On January 12, 2018, Lead Plaintiffs filed their Amended Complaint. On March 27, 2018, Defendants filed a motion to dismiss the Amended Complaint. Lead Plaintiffs filed their opposition to Defendants’ motion on June 6, 2018, and Defendants filed their reply on July 20, 2018. On August 1, 2018, based on Defendants’ raising of new arguments in their reply, Lead Plaintiffs filed a motion for leave to file a sur-reply, which was granted by the Court. Lead Plaintiffs then filed a sur-reply on August 3, 2018. On March 28, 2019, Saxena White secured a major victory with the Court denying Defendants’ motion to dismiss in its entirety. The Court found that “Plaintiffs set forth in great detail, with reference to internal DaVita documents and confidential witness statements, how DaVita tracked the acquisition of ‘private pay’ patients at its facilities, incentivized patient steering by offering bonuses to employees, prepared training and instructional materials for employees that disparaged Medicare and Medicaid, and designed materials to convince patients that Medicare and Medicaid were worse options than private insurance.” The Court’s detailed, fact-intensive Order is especially significant because it adopts Lead Plaintiffs’ position on every issue of significance and determined that “DaVita expressly disclaimed steering and publicly attributed success to other factors, while fully cognizant that it had a policy of directing ESRD patients to private insurance and internal metrics to demonstrate its success in directing patients.” The Court found that the facts alleged in the Complaint “give rise to a strong inference that Defendants made statements about steering and the source of Defendants’ financial success with the intent to manipulate, deceive, or defraud, or were reckless because their statements presented a danger of misleading buyers.” Defendants then filed their Answer to the Amended Complaint on May 28, 2019.

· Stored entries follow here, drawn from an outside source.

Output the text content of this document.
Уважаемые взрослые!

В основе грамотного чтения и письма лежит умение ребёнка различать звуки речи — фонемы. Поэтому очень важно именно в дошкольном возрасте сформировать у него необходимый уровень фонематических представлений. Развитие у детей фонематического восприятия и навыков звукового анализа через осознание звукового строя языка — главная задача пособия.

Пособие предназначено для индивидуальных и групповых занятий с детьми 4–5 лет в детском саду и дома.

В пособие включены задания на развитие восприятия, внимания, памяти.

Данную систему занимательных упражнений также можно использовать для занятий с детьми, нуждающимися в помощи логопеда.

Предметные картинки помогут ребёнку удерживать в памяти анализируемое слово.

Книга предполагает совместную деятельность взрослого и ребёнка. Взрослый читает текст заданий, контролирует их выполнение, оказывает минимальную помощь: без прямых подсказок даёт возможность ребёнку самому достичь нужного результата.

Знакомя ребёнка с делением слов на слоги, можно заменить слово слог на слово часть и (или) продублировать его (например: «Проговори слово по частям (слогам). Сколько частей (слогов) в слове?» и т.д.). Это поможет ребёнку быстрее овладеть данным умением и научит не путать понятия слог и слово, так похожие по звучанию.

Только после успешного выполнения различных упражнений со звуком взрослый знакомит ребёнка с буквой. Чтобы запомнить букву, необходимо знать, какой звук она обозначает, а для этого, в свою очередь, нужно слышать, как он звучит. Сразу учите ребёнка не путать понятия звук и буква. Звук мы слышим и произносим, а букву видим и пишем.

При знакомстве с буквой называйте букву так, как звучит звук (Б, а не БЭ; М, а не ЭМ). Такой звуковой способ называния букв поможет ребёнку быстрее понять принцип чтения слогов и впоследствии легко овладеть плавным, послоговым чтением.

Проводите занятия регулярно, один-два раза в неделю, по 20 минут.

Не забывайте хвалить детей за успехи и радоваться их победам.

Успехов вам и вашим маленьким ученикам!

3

On January 31, 2020, Lead Plaintiffs filed their Motion for Class Certification, Appointment of Class Representatives and Appointment of Class Counsel. In this motion, Lead Plaintiffs request that the Court certify this action as a class action, appoint Georgia Peace and Jacksonville as Class Representatives, and appoint Saxena White as Lead Class Counsel. Defendant’s response will be filed on June 29, 2020 and Lead Plaintiffs’ Reply will be filed on August 7, 2020.
On February 24, 2020, Defendants filed a Motion for Partial Reconsideration of the Court’s Order Denying the Motion to Dismiss and amended this motion on February 27, 2020. Lead Plaintiffs’ Opposition to Defendants’ Amended Motion for Partial Reconsideration was filed on April 10, 2020. Defendants’ filed their Reply on May 1, 2020.